My son, Dylan, has been asking me for quite some time now how to “program”.
I knew what he was actually asking … he wanted to know how to write some LUA code for his roblox world he was creating. He knew I was a programmer, and expected he could come to me with a request and I could scribble down some magical code that would make his world do everything and anything he wanted.
It may seem like programming is like that, sometimes … but the reality is there’s a lot more to it. He’s seen samples of code that make his character suddenly fly, or spew out random characters, or shoot another character.
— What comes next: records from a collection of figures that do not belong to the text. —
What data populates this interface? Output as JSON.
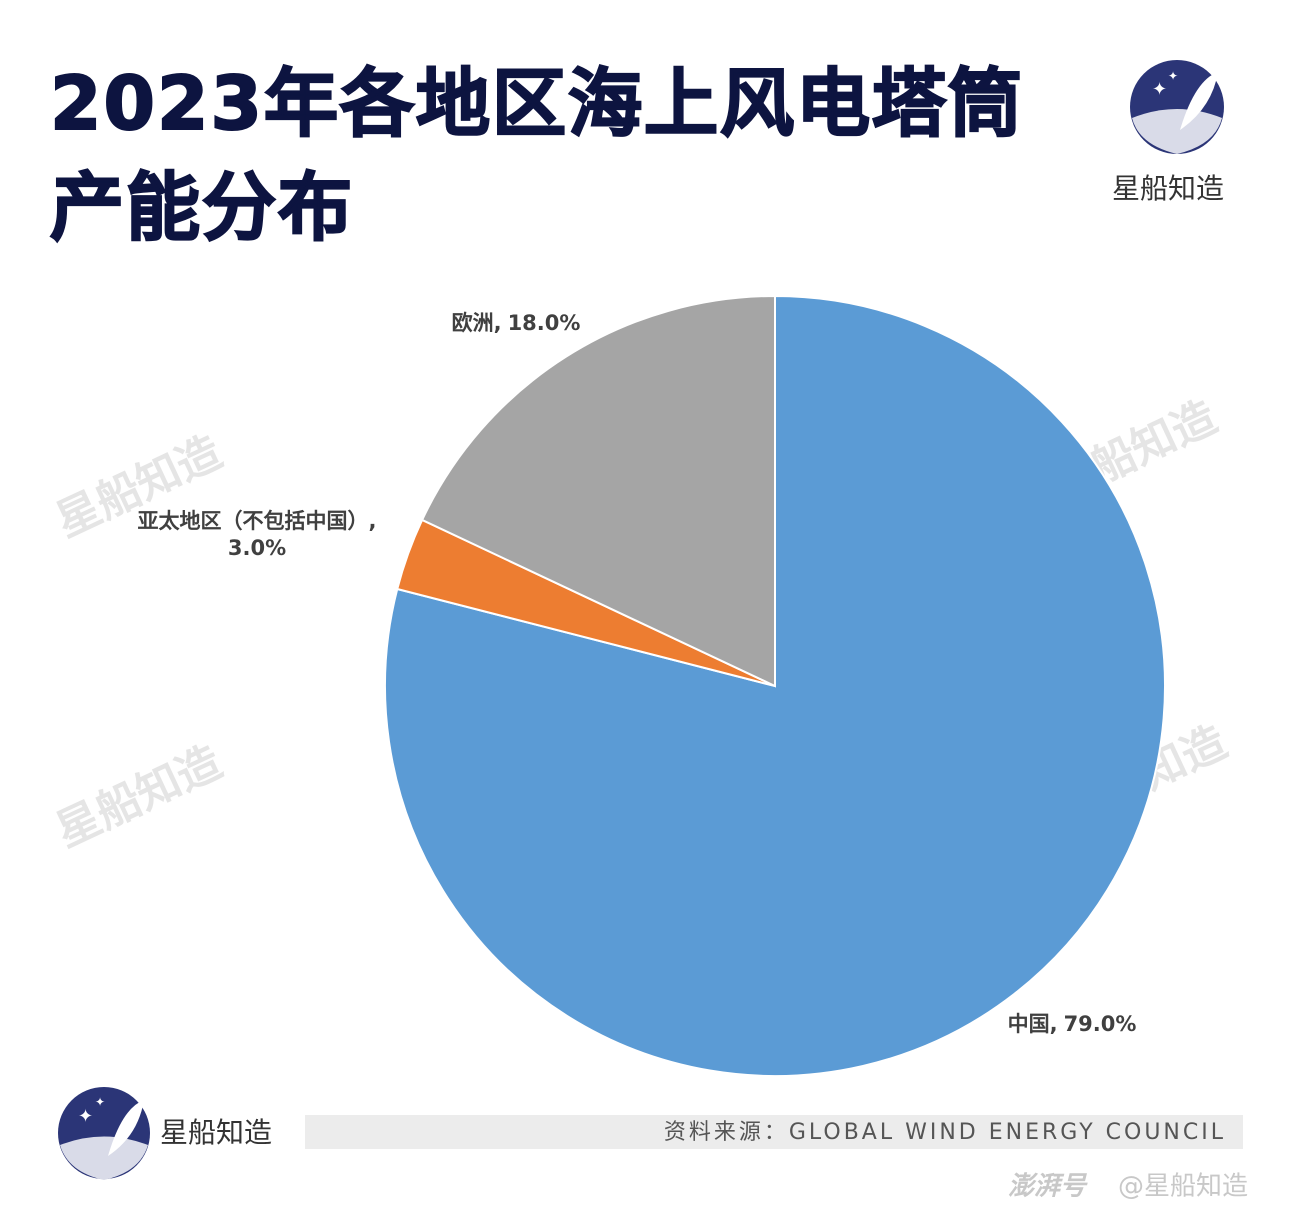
{
  "chart_data": {
    "type": "pie",
    "title": "2023年各地区海上风电塔筒产能分布",
    "categories": [
      "中国",
      "亚太地区（不包括中国）",
      "欧洲"
    ],
    "values": [
      79.0,
      3.0,
      18.0
    ],
    "value_labels": [
      "79.0%",
      "3.0%",
      "18.0%"
    ],
    "label_separator": ",",
    "colors": [
      "#5b9bd5",
      "#ed7d31",
      "#a5a5a5"
    ],
    "brand": "星船知造",
    "source": "资料来源：GLOBAL WIND ENERGY COUNCIL",
    "footer": {
      "platform": "澎湃号",
      "account": "@星船知造"
    }
  }
}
He doesn’t understand the one-liner code he sees is actually tying into mountains of code in the backend, to say nothing of what that is actually doing in the game.
I don’t know Lua. Yet. But I wanted to take this opportunity to take my son on a bit of a journey with me to learn Lua himself, while getting a grasp for why I say it is simultaneously easy to make xyz happen, and yet hugely difficult.
He’s watched me put together an 8-bit CPU out of breadboard, from 74 series TTL chips. He’s watched me dump code on my screen that makes a GUI. He’s watched me spend hours writing code only to jump for joy when I get the one final printf debug statement, completely underwhelmed at the apparent reward-to-work ratio he sees.
I’m going to try to take what I’ve learned and am going to learn about software engineering, from fleeting electrons on a breadboard, all the way up to how various languages make various electrical components do magic, including web guis, graphics, and maybe make his Roblox character do a flip in the air.
Maybe, just maybe, along the way … he’ll learn a thing or two. I know I will.